Acquiring and releasing locks using open() and unlink() involves file-system operations that are rather slower than the use of record locks. (On one of the author’s x86-32 systems running Linux 2.6.31, acquiring and releasing 1 million locks on an ext3 file using the technique described here required 44 seconds. Acquiring and releasing 1 million record locks on the same byte of a file required 2.5 seconds.)
If a process accidentally exits without deleting the lock file, the lock is not released. There are ad hoc techniques for handling this problem, including checking the last modification time of the file and having the lock holder write its process ID to the file so that we can check if the process still exists, but none of these techniques is foolproof. By comparison, record locks are released automatically when a process terminates.
If we are placing multiple locks (i.e., using multiple lock files), deadlocks are not detected. If a deadlock arises, the processes involved in the deadlock will remain blocked indefinitely. (Each process will be spinning, checking to see if it can obtain the lock it requires.) By contrast, the kernel provides deadlock detection for fcntl() record locks.
NFS version 2 doesn’t support O_EXCL semantics. Linux 2.4 NFS clients also fail to implement O_EXCL correctly, even for NFS version 3 and later.
The fact that the link() system call fails if the new link already exists has also been used as a locking mechanism, again employing unlink() to perform the unlock function. The usual approach is to have each process that needs to acquire the lock create a unique temporary filename, typically one including the process ID (and possibly the hostname, if the lock file is created on a network file system). To acquire the lock, this temporary file is linked to some agreed-upon standard pathname. (The semantics of hard links require that the two pathnames reside in the same file system.) If the link() call succeeds, we have obtained the lock. If it fails (EEXIST), then another process has the lock and we must try again later. This technique suffers the same limitations as the open(file, O_CREAT | O_EXCL,...) technique described above.
The fact that calling open() on an existing file fails if O_TRUNC is specified and write permission is denied on the file can be used as the basis of a locking technique. To obtain a lock, we use the following code (which omits error checking) to create a new file:
fd = open(file, O_CREAT | O_TRUNC | O_WRONLY, (mode_t) 0); close(fd);
For an explanation of why we use the (mode_t) cast in the open() call above, see Appendix C.

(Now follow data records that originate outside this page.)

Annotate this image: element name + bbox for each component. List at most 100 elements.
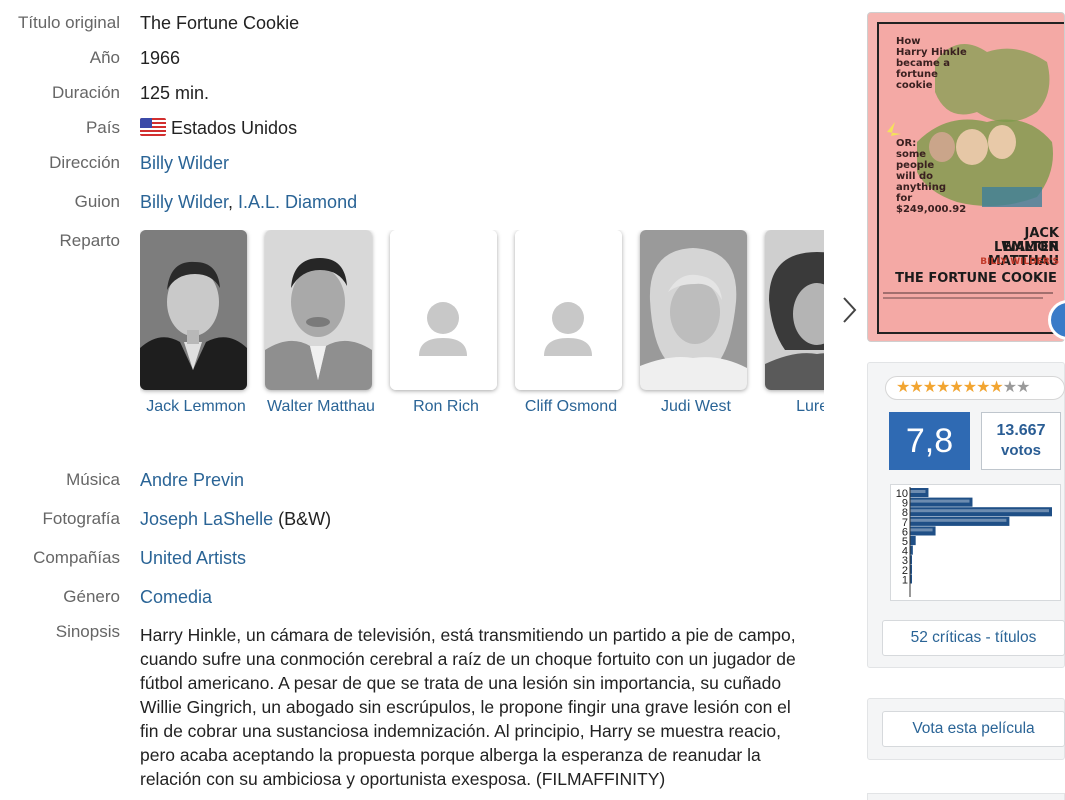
- company-link[interactable]: United Artists: [140, 548, 246, 568]
- poster-tagline-line: for: [896, 193, 913, 204]
- cast-label: Reparto: [59, 231, 120, 250]
- synopsis-line: Willie Gingrich, un abogado sin escrúpul…: [140, 697, 791, 717]
- genre-label: Género: [63, 587, 120, 606]
- star-filled-icon: ★: [896, 379, 910, 396]
- histogram-bar: [910, 536, 916, 546]
- cinematographer-link[interactable]: Joseph LaShelle: [140, 509, 273, 529]
- genre-value: Comedia: [140, 587, 212, 608]
- actor-photo[interactable]: [765, 230, 824, 390]
- screenwriter-link[interactable]: I.A.L. Diamond: [238, 192, 357, 212]
- duration-label: Duración: [51, 83, 120, 102]
- poster-tagline-line: anything: [896, 182, 946, 193]
- next-panel: [867, 793, 1065, 800]
- cast-name[interactable]: Ron Rich: [390, 398, 502, 416]
- screenplay-label: Guion: [74, 192, 120, 211]
- synopsis-text: Harry Hinkle, un cámara de televisión, e…: [140, 623, 850, 791]
- histogram-bar-highlight: [910, 518, 1007, 522]
- poster-tagline-line: will do: [896, 171, 934, 182]
- star-filled-icon: ★: [909, 379, 923, 396]
- star-empty-icon: ★: [1016, 379, 1030, 396]
- cast-name[interactable]: Walter Matthau: [265, 398, 377, 416]
- cast-carousel: Jack Lemmon Walter Matthau Ron Rich Clif…: [140, 230, 824, 430]
- star-filled-icon: ★: [976, 379, 990, 396]
- photography-label: Fotografía: [42, 509, 121, 528]
- user-placeholder-icon: [515, 230, 622, 390]
- actor-photo[interactable]: [640, 230, 747, 390]
- poster-credit: BILLY WILDER'S: [980, 257, 1059, 267]
- poster-credits-block: [883, 292, 1053, 299]
- user-placeholder-icon: [390, 230, 497, 390]
- star-filled-icon: ★: [989, 379, 1003, 396]
- synopsis-line: cuando sufre una conmoción cerebral a ra…: [140, 649, 796, 669]
- histogram-bar-highlight: [910, 499, 970, 503]
- genre-link[interactable]: Comedia: [140, 587, 212, 607]
- vote-movie-button[interactable]: Vota esta película: [882, 711, 1065, 747]
- direction-value: Billy Wilder: [140, 153, 229, 174]
- cast-name[interactable]: Lurene: [765, 398, 824, 416]
- poster-tagline-line: $249,000.92: [896, 204, 967, 215]
- synopsis-line: Harry Hinkle, un cámara de televisión, e…: [140, 625, 796, 645]
- poster-tagline-line: people: [896, 160, 935, 171]
- duration-value: 125 min.: [140, 83, 210, 103]
- vote-count-number: 13.667: [996, 422, 1046, 439]
- director-link[interactable]: Billy Wilder: [140, 153, 229, 173]
- vote-count[interactable]: 13.667 votos: [981, 412, 1061, 470]
- star-filled-icon: ★: [949, 379, 963, 396]
- poster-tagline-top: How Harry Hinkle became a fortune cookie: [896, 36, 967, 91]
- histogram-bar-highlight: [910, 490, 926, 493]
- actor-photo[interactable]: [140, 230, 247, 390]
- companies-label: Compañías: [33, 548, 120, 567]
- screenwriter-link[interactable]: Billy Wilder: [140, 192, 228, 212]
- companies-value: United Artists: [140, 548, 246, 569]
- year-value: 1966: [140, 48, 181, 68]
- us-flag-icon: [140, 118, 166, 136]
- original-title-value: The Fortune Cookie: [140, 13, 300, 33]
- movie-poster[interactable]: How Harry Hinkle became a fortune cookie…: [867, 12, 1065, 342]
- synopsis-line: relación con su ambiciosa y oportunista …: [140, 769, 666, 789]
- rating-histogram: 10 9 8 7 6 5 4 3 2 1: [890, 484, 1061, 601]
- screenwriter-separator: ,: [228, 192, 239, 212]
- poster-tagline-bottom: OR: some people will do anything for $24…: [896, 138, 966, 215]
- poster-tagline-line: some: [896, 149, 927, 160]
- poster-tagline-line: Harry Hinkle: [896, 47, 967, 58]
- composer-link[interactable]: Andre Previn: [140, 470, 244, 490]
- poster-tagline-line: How: [896, 36, 921, 47]
- cast-name[interactable]: Jack Lemmon: [140, 398, 252, 416]
- actor-photo-placeholder[interactable]: [515, 230, 622, 390]
- synopsis-line: pero acaba aceptando la propuesta porque…: [140, 745, 761, 765]
- synopsis-label: Sinopsis: [55, 622, 120, 641]
- actor-photo[interactable]: [265, 230, 372, 390]
- average-rating: 7,8: [889, 412, 970, 470]
- star-rating: ★★★★★★★★★★: [885, 376, 1065, 400]
- poster-tagline-line: fortune: [896, 69, 938, 80]
- actor-photo-placeholder[interactable]: [390, 230, 497, 390]
- poster-artwork: How Harry Hinkle became a fortune cookie…: [877, 22, 1064, 334]
- music-value: Andre Previn: [140, 470, 244, 491]
- star-filled-icon: ★: [922, 379, 937, 396]
- critics-link[interactable]: 52 críticas - títulos: [882, 620, 1065, 656]
- star-filled-icon: ★: [962, 379, 977, 396]
- music-label: Música: [66, 470, 120, 489]
- country-value: Estados Unidos: [140, 118, 297, 139]
- star-empty-icon: ★: [1002, 379, 1017, 396]
- screenplay-value: Billy Wilder, I.A.L. Diamond: [140, 192, 357, 213]
- histogram-bar-highlight: [910, 528, 933, 532]
- photography-value: Joseph LaShelle (B&W): [140, 509, 331, 530]
- histogram-bar-highlight: [910, 509, 1049, 513]
- year-label: Año: [89, 48, 120, 67]
- poster-title: THE FORTUNE COOKIE: [895, 271, 1057, 286]
- histogram-score-label: 1: [902, 574, 908, 586]
- direction-label: Dirección: [49, 153, 120, 172]
- photography-note: (B&W): [273, 509, 332, 529]
- cast-name[interactable]: Cliff Osmond: [515, 398, 627, 416]
- poster-tagline-line: cookie: [896, 80, 933, 91]
- original-title-label: Título original: [17, 13, 120, 32]
- vote-count-label: votos: [1000, 442, 1041, 459]
- poster-tagline-line: OR:: [896, 138, 917, 149]
- synopsis-line: fútbol americano. A pesar de que se trat…: [140, 673, 782, 693]
- cast-name[interactable]: Judi West: [640, 398, 752, 416]
- star-filled-icon: ★: [936, 379, 950, 396]
- poster-tagline-line: became a: [896, 58, 951, 69]
- country-name: Estados Unidos: [171, 118, 298, 138]
- chevron-right-icon[interactable]: [836, 290, 862, 330]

If the open() call succeeds (i.e., the file didn’t previously exist), we have the lock. If it fails with EACCES (i.e., the file exists and has no permissions for anyone), then another process has the lock, and we must try again later. This technique suffers the same limitations as the previous techniques, with the added caveat that we can’t employ it in a program with superuser privileges, since the open() call will always succeed, regardless of the permissions that are set on the file.